Однажды вечером я вернулся домой из лаборатории и обнаружил на полу кабинета небольшую аккуратную горку осколков. Я подошел вплотную и увидел, что это остатки большой хрустальной вазы; ее подарил мне Оуэн, когда я получил Нобелевку. Хрусталь был тяжелый, прозрачный как вода, насыщенный цветом, струистыми наплывами морской волны и змеистой зеленью. Эта ваза входила в число тех немногих подарков, которые я получил от Оуэна, причем самых важных, потому что вообще-то это была его ваза. Однажды я увидел ее у него в квартире, восхищенно вскрикнул и приподнял, чтобы посмотреть на свет, и по комнате кругами побежали цветные отблески. Оуэн выхватил у меня вазу, заголосил, что я ее разобью, и мы разругались. Но в тот год мне пришла посылка, огромная, нескладная, завернутая в многочисленные слои коричневой оберточной бумаги, и в ней, обложенная тканью, перевязанная восковой красной бечевкой внутри деревянного упаковочного ящика, стояла та ваза, такая же совершенная, тяжелая, алмазно-сверкающая, какой я ее помнил.
И теперь ее не стало. Виктор – я знал, что это он, – разбил ее элегантное тонкое основание на мелкие части, и осталась только кучка ярко сверкающих осколков. Стенки чаши были расколоты на крупные, неравные части, и каждая была расцарапана (наверное, каким-то камнем) так глубоко, что эти линии казались украшениями, неумелой гравировкой на стекле. Под остатками вазы лежала записка, где на бумаге с моего стола было неуклюже выведено: «Упс».

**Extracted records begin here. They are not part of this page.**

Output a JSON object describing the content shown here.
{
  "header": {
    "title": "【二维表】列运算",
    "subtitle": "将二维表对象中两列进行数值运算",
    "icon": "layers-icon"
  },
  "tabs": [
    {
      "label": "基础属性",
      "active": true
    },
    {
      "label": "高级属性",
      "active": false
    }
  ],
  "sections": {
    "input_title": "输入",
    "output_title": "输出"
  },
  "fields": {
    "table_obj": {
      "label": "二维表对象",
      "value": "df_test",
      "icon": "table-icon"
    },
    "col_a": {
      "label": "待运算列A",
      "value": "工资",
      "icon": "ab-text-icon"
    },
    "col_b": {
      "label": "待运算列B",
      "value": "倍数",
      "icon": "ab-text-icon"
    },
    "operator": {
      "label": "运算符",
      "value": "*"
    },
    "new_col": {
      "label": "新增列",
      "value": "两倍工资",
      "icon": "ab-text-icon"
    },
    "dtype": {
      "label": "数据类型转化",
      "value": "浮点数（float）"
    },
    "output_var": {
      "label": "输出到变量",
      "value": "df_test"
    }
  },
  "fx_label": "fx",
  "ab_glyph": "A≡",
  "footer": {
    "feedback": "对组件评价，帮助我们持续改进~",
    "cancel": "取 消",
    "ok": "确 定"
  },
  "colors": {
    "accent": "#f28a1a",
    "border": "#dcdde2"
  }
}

Прошли долгие минуты, пока я стоял, пошатываясь, и смотрел на вазу, вслушиваясь в безразличное тиканье часов. А потом я развернулся, подошел к лестничной площадке, где снова остановился и словно чего-то подождал, и поднялся к его комнате. У широко раскрытой двери я остановился, глядя, как он дышит. Уильям проводил выходные в гостях у друга, и Виктор спал в его кровати (он всегда утверждал, что кровать Уильяма лучше). Я очень долго – так мне казалось – смотрел на него. Он спал на спине, закинув руки за голову, его пижама была расстегнута снизу, и я видел полоску темной, шелковистой кожи, печальный выпирающий завиток пупка. «Ох, Виктор, – подумал я, – что мне с тобой делать?»
Я шагнул в комнату и закрыл за собой дверь. Ставни были открыты, и в уголке окна виднелась луна; ее желтоватый свет был приглушен занавеской. Когда я сел на кровать Уильяма возле ног Виктора, в моем сознании пронеслось, следуя друг за другом, множество мыслей, но я вряд ли смогу их теперь зафиксировать. Может быть, и тогда не смог бы – это был поток, темная перевязь рук и ног от разных мыслей, отвратительная, липкая сумятица сплетенных частей тела и воплей, какая встречается только в кошмарах.